Canning v. Dep't of State, No. 2018 WL 5281905 (D.D.C. Oct 24, 2018) (Moss, J.)
Re: Request for certain records concerning a program study
Disposition: Granting ion part and denying in part defendant's motion for summary judgment; denying plaintiff's cross-motion for summary judgment
- Litigation Considerations, Adequacy of Search: "The Court thus concludes that the Department's search for records responsive to [plaintiff's] FOIA request was adequate and that the Department, accordingly, is entitled to summary judgment on this issue." The court explains that defendant's declarations adequately described the search terms, search timeframe, and search locations.
- Exemption 1: "The Court concludes that the Department has satisfied the requirements of Executive Order 13562 regarding the post-request classification of responsive records for all but four of the withheld records." "As to those four, the Department has not yet shown that it complied with Executive Order 13562, and thus has not shown that those documents were properly withheld." The court relates that "Plaintiffs challenge the withholding of documents, or portions thereof, that were classified after they submitted their FOIA request." The court relates that, "with respect to records that are classified after the agency receives a FOIA request, Executive Order 13526 permits classification only if three conditions are satisfied: (1) the records must otherwise meet the requirements for classification, (2) the classification must be 'accomplished on a document-by-document basis,' and (3) that review must occur either (a) 'with the personal participation' of 'the agency head, the deputy agency head, or the senior agency official designated under' the Executive Order or (b) 'under the direction' of one of those three officials." The court finds that "[t]here is no support, moreover, for the Canning Plaintiffs' contention that FOIA or Executive Order 13526 imposes the further requirement that, if an agency does not classify a record until after it receives a FOIA request, the agency must not only explain the basis for its classification decision but must also explain 'what changed.'" "The Court is not convinced, however, that the Department has carried its burden with respect to the four records that [the Under Secretary] reviewed pursuant to the March 23, 2016 notice." "There is no evidence that the Under Secretary was aware that the four records were subject to reclassification; there is no evidence that he had the opportunity to express a contrary view; and there is no evidence he guided, managed, or supervised [the Under Secretary] review in any way, beyond merely assigning the review responsibility to him."

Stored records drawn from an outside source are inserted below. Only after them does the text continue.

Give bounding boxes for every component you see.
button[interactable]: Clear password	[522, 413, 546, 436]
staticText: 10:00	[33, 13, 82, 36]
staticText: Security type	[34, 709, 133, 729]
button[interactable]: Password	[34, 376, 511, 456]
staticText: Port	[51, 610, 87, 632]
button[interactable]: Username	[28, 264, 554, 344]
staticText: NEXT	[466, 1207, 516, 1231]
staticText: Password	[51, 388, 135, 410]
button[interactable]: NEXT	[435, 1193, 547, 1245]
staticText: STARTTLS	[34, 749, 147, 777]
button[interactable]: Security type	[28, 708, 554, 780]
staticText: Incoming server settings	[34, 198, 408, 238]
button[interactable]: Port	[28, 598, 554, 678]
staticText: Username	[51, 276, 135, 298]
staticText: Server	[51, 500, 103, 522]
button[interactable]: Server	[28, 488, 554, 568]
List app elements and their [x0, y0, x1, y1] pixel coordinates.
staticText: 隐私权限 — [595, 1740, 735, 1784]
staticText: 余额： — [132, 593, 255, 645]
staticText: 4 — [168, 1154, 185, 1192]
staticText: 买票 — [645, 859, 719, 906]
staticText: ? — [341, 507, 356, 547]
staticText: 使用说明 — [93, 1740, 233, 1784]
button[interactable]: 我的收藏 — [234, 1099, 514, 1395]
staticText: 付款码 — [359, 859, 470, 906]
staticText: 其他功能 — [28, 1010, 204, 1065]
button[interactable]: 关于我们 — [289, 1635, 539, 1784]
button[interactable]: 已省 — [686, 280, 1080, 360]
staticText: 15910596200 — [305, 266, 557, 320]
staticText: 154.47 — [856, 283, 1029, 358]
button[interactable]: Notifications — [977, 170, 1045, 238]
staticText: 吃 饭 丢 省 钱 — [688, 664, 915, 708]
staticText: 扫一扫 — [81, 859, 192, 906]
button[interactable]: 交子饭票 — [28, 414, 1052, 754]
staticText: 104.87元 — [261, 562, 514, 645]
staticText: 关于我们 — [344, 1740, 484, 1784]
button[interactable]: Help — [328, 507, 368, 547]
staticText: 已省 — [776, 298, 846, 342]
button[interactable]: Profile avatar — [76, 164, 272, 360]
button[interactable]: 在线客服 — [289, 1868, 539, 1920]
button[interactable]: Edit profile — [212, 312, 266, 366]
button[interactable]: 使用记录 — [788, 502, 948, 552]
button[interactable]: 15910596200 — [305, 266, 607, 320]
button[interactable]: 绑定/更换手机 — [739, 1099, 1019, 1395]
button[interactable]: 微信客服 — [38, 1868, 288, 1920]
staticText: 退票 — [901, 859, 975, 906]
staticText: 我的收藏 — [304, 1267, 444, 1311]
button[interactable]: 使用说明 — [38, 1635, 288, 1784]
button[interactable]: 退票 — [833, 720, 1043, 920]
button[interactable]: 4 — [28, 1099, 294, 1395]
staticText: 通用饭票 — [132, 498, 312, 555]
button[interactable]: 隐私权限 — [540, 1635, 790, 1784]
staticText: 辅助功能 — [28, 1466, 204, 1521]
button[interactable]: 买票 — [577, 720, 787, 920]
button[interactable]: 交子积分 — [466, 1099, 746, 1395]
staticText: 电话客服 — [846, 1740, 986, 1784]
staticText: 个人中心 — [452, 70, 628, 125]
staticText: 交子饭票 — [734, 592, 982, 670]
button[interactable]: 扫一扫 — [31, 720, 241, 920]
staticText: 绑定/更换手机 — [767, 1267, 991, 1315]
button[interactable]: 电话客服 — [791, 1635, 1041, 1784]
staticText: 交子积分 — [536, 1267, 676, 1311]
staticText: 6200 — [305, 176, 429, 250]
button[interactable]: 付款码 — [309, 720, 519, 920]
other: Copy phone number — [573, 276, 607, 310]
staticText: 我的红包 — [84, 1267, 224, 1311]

- Exemption 5, Deliberative Process Privilege: "Having reviewed the Vaughn index and the parties' pleadings, the Court concludes that the Department has carried its burden of showing that it properly invoked Exemption 5 with respect to all of the withheld material, with the exception of the three 'draft' letters to King Abdullah." The court relates that, "[a]ccording to the Department, the withheld material 'is pre-decisional and deliberative with respect to the final determination on the content of the letter,' and its release 'would impede the ability of responsible executive branch officials to formulate' policy 'by inhibiting candid discussion and the expression of recommendations and judgments regarding future courses of action.'" "The Court concurs in the assessment that a draft document proposing how to define terms used in a presidential national security directive lies at the core of the deliberative process privilege." "The Court is, once again, persuaded that draft memoranda, which address 'whether and how to provide support' to foreign governments, lie at the core of the privilege." "On the present record, however, the Court cannot discern what significance the Department attaches to the word 'draft,' and, to the extent it intends to distinguish between 'drafts in form' and 'drafts in substance,' the Department has not briefed any of the potentially relevant legal issues." "It may be that the documents were drafts, both as a matter of 'form' and 'substance.'" "It may be that the President had yet to sign off on the documents, and that the Department contends that a recommendation that is ultimately approved remains a recommendation until finally and formally approved." "Or it may be that the Department takes the view that a pre-decisional, presidential recommendation does not lose its exempt status, even after the President formally adopts the recommendation without modification."